THE MAN AT DANSVILLE

At Dansville we fell in with a man after our own hearts. Fortunately for himself and his friends, he is unaware of the simple fact that he is a poet. We didn't tell him, either—though we longed to. He was standing outside his prosperous-looking planing-mill, at about half-past eight of a dreaming October morning. Inside, the saws were making that droning, sweet-smelling, sawdust noise that made Colin think of "Adam Bede." The willows and button-wood trees at the back of the workshops were still smoking with sunlit mist, and the quiet, massive, pretty water looked like a sleepy mirror, as it softly flooded along to its work on the big, dripping wheels.

To our left a great hill, all huge and damp, glittering with gossamers, and smelling of restless yellow leaves, shouldered the morning sky.

Then, turning away from talk with three or four workmen, standing at his office door, he saluted the two apparitional figures, so oddly passing along the muddy morning road.

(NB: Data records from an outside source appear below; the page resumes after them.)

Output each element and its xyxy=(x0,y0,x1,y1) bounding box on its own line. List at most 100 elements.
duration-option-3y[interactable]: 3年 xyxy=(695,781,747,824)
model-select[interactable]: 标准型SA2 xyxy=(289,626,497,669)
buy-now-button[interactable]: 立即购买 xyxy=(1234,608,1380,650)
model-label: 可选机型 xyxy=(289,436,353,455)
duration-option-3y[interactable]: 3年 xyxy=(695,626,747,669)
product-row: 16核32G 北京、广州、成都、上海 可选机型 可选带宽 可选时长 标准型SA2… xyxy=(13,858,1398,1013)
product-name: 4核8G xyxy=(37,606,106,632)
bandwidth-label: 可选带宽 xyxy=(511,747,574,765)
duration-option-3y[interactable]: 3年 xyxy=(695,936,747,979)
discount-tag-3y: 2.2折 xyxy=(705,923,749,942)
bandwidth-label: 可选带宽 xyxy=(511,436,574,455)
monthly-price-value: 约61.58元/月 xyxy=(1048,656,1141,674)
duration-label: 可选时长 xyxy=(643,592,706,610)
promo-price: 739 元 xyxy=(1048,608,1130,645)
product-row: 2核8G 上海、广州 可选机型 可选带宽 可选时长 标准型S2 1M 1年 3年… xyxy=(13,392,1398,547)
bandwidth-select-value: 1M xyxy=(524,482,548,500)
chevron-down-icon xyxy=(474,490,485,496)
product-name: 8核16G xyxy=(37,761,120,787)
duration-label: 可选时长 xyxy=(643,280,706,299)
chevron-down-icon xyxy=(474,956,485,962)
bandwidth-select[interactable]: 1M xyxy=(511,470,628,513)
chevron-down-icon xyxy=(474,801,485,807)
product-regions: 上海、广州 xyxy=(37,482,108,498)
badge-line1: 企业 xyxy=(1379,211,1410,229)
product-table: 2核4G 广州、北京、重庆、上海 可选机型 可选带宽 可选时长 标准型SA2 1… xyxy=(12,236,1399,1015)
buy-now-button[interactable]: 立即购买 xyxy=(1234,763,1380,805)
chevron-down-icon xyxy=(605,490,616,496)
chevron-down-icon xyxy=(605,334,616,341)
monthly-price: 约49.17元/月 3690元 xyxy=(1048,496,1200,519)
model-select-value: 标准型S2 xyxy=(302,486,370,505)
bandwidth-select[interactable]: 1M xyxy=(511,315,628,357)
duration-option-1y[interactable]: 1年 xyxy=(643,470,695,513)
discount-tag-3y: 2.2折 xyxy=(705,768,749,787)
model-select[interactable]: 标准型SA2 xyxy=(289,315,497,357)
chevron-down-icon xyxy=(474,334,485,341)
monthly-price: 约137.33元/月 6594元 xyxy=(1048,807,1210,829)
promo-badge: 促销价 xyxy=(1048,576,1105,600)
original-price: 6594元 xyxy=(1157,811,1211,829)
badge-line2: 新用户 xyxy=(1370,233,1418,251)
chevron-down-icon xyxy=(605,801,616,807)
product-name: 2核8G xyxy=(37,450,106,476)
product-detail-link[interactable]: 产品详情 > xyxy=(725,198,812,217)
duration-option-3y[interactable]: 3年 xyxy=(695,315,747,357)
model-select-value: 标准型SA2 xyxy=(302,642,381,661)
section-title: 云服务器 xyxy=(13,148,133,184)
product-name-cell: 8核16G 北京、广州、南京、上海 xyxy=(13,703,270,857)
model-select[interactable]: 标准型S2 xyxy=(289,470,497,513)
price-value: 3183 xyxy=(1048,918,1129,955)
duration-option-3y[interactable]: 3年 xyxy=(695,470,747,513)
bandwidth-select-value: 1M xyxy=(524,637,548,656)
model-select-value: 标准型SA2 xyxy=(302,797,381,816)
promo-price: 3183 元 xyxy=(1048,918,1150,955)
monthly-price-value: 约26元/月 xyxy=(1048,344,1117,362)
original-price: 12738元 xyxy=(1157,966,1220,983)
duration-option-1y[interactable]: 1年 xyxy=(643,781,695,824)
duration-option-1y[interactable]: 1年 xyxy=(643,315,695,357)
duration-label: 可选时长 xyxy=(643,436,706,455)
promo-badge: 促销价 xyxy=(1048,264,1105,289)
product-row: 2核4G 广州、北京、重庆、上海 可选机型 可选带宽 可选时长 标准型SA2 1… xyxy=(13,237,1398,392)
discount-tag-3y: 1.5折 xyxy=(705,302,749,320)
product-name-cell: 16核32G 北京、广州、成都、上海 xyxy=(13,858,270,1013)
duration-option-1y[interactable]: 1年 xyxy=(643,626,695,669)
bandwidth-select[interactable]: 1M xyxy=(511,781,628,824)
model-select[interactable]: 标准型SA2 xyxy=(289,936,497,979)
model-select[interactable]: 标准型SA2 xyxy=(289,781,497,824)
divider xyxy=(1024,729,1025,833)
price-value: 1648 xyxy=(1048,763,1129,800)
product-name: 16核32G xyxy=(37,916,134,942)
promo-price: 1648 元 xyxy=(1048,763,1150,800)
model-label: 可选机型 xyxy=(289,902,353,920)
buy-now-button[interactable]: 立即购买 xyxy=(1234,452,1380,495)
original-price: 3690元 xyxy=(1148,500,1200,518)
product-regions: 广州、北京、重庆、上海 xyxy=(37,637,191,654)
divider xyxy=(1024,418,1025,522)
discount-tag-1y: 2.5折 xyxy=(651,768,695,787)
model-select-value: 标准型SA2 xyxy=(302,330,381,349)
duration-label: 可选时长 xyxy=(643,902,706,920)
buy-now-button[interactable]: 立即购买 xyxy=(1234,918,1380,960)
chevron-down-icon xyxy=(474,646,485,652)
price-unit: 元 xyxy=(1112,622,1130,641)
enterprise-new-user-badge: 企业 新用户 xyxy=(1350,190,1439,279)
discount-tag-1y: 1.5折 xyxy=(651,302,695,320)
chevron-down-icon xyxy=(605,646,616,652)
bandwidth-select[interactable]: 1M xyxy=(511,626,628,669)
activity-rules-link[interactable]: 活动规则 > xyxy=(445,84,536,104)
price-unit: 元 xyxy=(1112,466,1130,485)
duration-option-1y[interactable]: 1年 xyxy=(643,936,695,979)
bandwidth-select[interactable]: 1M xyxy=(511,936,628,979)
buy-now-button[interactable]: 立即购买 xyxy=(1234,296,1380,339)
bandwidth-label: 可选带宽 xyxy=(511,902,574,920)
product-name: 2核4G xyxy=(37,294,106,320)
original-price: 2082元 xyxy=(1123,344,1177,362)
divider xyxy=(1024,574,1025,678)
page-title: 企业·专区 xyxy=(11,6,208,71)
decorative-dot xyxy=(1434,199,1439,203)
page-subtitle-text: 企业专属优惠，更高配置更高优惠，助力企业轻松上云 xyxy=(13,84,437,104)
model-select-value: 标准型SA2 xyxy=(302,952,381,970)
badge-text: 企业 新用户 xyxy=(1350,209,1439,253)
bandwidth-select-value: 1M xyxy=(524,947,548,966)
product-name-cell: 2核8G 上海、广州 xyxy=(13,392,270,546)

"Out for a walk, boys?" he called.

He was a handsome man of about forty-three, with a romantic scar slashed down his left cheek, a startling scar that must have meant hideous agony to him, and yet, here in the end, had made his face beautiful, by the presence in it of a spiritual conquest.

"How far are you walking?—you are not going so far as my little river here, I'll bet—"

And then we understood that we were in the presence of romantic conversation, and we listened with a great gladness.